Still positive on the banks

There is plenty of bad news buffeting the banks, but I remain positive on the sector because pricing suggests that investors have become too gloomy on the sector’s prospects.  The sector is trading on a book multiple of 1.9x which represents a 50% discount to the non-bank industrials. 


In the past two decades, dispersion of this size has only occurred two other times; during the financial crisis and in the early 2000s (see chart).  Despite the fact that higher capital requirements have crimped the banks’ ROEs, the sector’s profitability remains higher than non-bank industrials.

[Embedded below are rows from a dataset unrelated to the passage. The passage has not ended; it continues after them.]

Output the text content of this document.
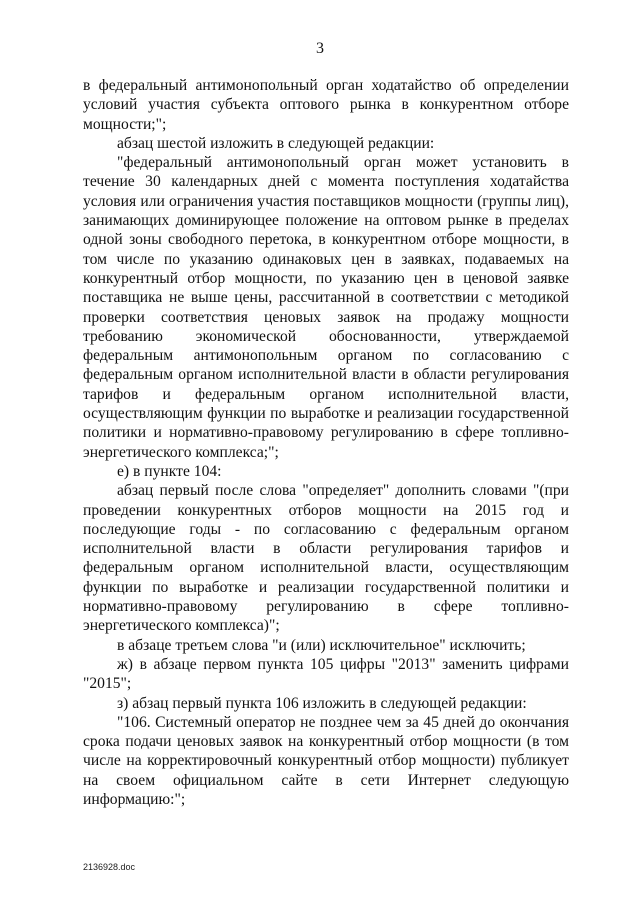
3

в федеральный антимонопольный орган ходатайство об определении условий участия субъекта оптового рынка в конкурентном отборе мощности;";

абзац шестой изложить в следующей редакции:

"федеральный антимонопольный орган может установить в течение 30 календарных дней с момента поступления ходатайства условия или ограничения участия поставщиков мощности (группы лиц), занимающих доминирующее положение на оптовом рынке в пределах одной зоны свободного перетока, в конкурентном отборе мощности, в том числе по указанию одинаковых цен в заявках, подаваемых на конкурентный отбор мощности, по указанию цен в ценовой заявке поставщика не выше цены, рассчитанной в соответствии с методикой проверки соответствия ценовых заявок на продажу мощности требованию экономической обоснованности, утверждаемой федеральным антимонопольным органом по согласованию с федеральным органом исполнительной власти в области регулирования тарифов и федеральным органом исполнительной власти, осуществляющим функции по выработке и реализации государственной политики и нормативно-правовому регулированию в сфере топливно-энергетического комплекса;";

е) в пункте 104:

абзац первый после слова "определяет" дополнить словами "(при проведении конкурентных отборов мощности на 2015 год и последующие годы - по согласованию с федеральным органом исполнительной власти в области регулирования тарифов и федеральным органом исполнительной власти, осуществляющим функции по выработке и реализации государственной политики и нормативно-правовому регулированию в сфере топливно-энергетического комплекса)";

в абзаце третьем слова "и (или) исключительное" исключить;

ж) в абзаце первом пункта 105 цифры "2013" заменить цифрами "2015";

з) абзац первый пункта 106 изложить в следующей редакции:

"106. Системный оператор не позднее чем за 45 дней до окончания срока подачи ценовых заявок на конкурентный отбор мощности (в том числе на корректировочный конкурентный отбор мощности) публикует на своем официальном сайте в сети Интернет следующую информацию:";

2136928.doc
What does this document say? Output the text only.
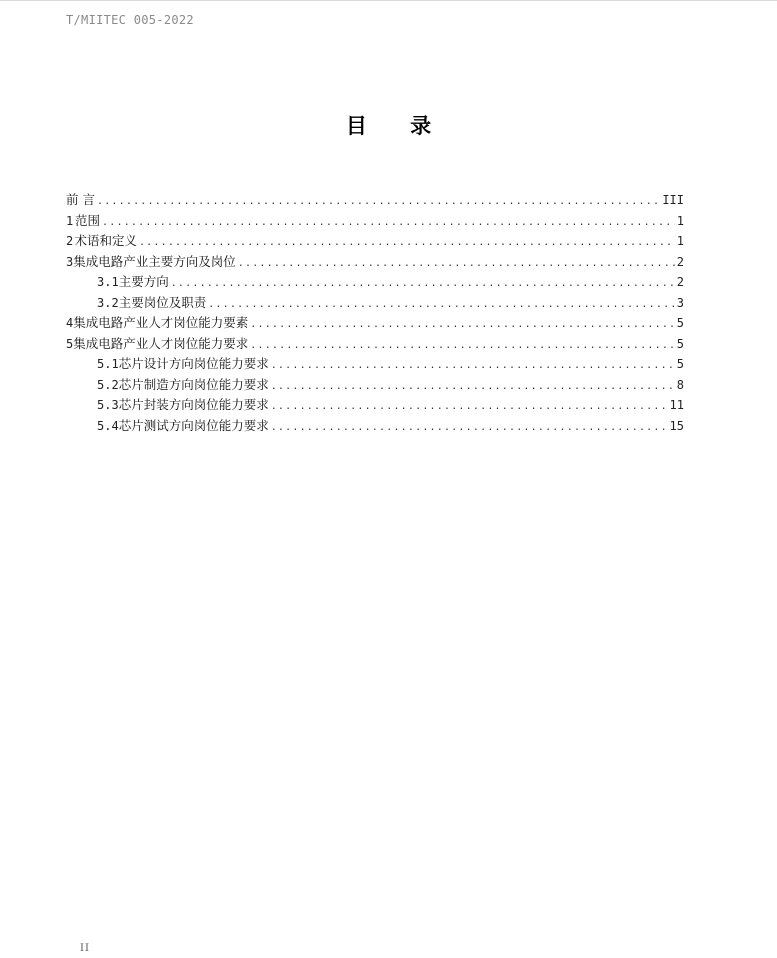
T/MIITEC 005-2022
目 录
前 言 .....	III
1 范围 .....	1
2 术语和定义 .....	1
3 集成电路产业主要方向及岗位 .....	2
3.1 主要方向 .....	2
3.2 主要岗位及职责 .....	3
4 集成电路产业人才岗位能力要素 .....	5
5 集成电路产业人才岗位能力要求 .....	5
5.1 芯片设计方向岗位能力要求 .....	5
5.2 芯片制造方向岗位能力要求 .....	8
5.3 芯片封装方向岗位能力要求 .....	11
5.4 芯片测试方向岗位能力要求 .....	15
II
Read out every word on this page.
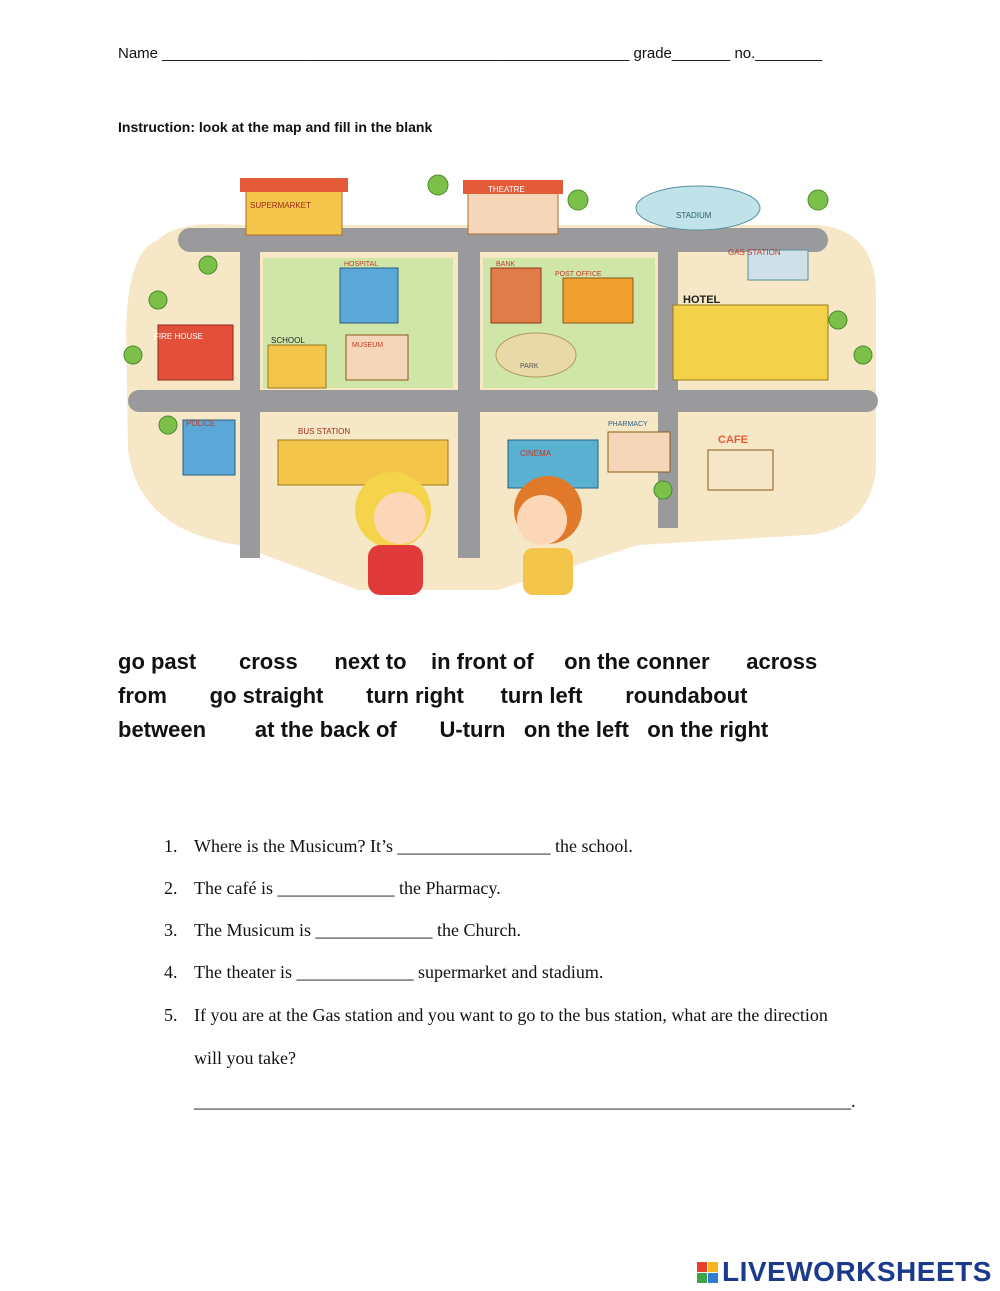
Name ________________________________________________________ grade_______ no.________
Instruction: look at the map and fill in the blank
SUPERMARKET
THEATRE
STADIUM
GAS STATION
HOSPITAL	BANK
POST OFFICE
HOTEL
FIRE HOUSE	SCHOOL
MUSEUM
PARK
POLICE
BUS STATION
CINEMA
PHARMACY
CAFE
go past       cross      next to    in front of     on the conner      across
from       go straight       turn right      turn left       roundabout
between        at the back of       U-turn   on the left   on the right

1. Where is the Musicum? It’s _________________ the school.

2. The café is _____________ the Pharmacy.

3. The Musicum is _____________ the Church.

4. The theater is _____________ supermarket and stadium.

5. If you are at the Gas station and you want to go to the bus station, what are the direction

will you take?

_________________________________________________________________________.

LIVEWORKSHEETS
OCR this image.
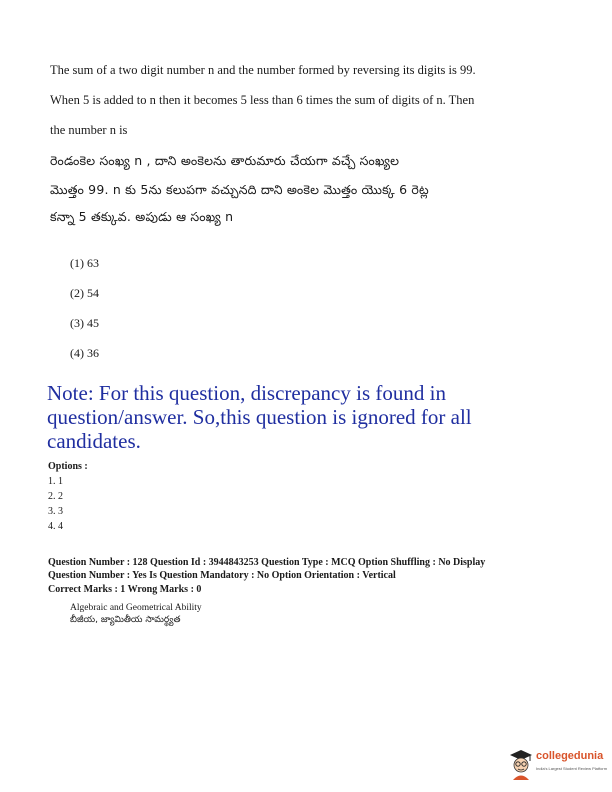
The sum of a two digit number n and the number formed by reversing its digits is 99.
When 5 is added to n then it becomes 5 less than 6 times the sum of digits of n. Then
the number n is
రెండంకెల సంఖ్య n , దాని అంకెలను తారుమారు చేయగా వచ్చే సంఖ్యల
మొత్తం 99. n కు 5ను కలుపగా వచ్చునది దాని అంకెల మొత్తం యొక్క 6 రెట్ల
కన్నా 5 తక్కువ. అపుడు ఆ సంఖ్య n
(1) 63
(2) 54
(3) 45
(4) 36
Note: For this question, discrepancy is found in question/answer. So,this question is ignored for all candidates.
Options :
1. 1
2. 2
3. 3
4. 4
Question Number : 128 Question Id : 3944843253 Question Type : MCQ Option Shuffling : No Display
Question Number : Yes Is Question Mandatory : No Option Orientation : Vertical
Correct Marks : 1 Wrong Marks : 0
Algebraic and Geometrical Ability
బీజీయ, జ్యామితీయ సామర్థ్యత
collegedunia
India's Largest Student Review Platform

A lift in bank provisioning was a key theme to emerge from the sector’s reporting season.  The historically low rental yields in residential but particularly commercial property have seen the banks rightly adopt a more conservative stance provisioning.  The focus on asset quality in these areas is likely to continue for the foreseeable future.


A key risk to the sector has already played out, with the Government announcing the introduction of a 6 basis point levy on banks’ liabilities in the Budget, which has already been endorsed by the ALP.  APRA recently flagged the prospect of more stringent capital requirements. 


But a downturn in the commercial and residential property markets represents the key tail risk to the sector thanks to historically low rental yields.  Rental incomes – which are already growing at their slowest rate in two decades – are likely to be subject to downward pressure as a glut of apartments come onto the market in Brisbane and Melbourne over the next three years.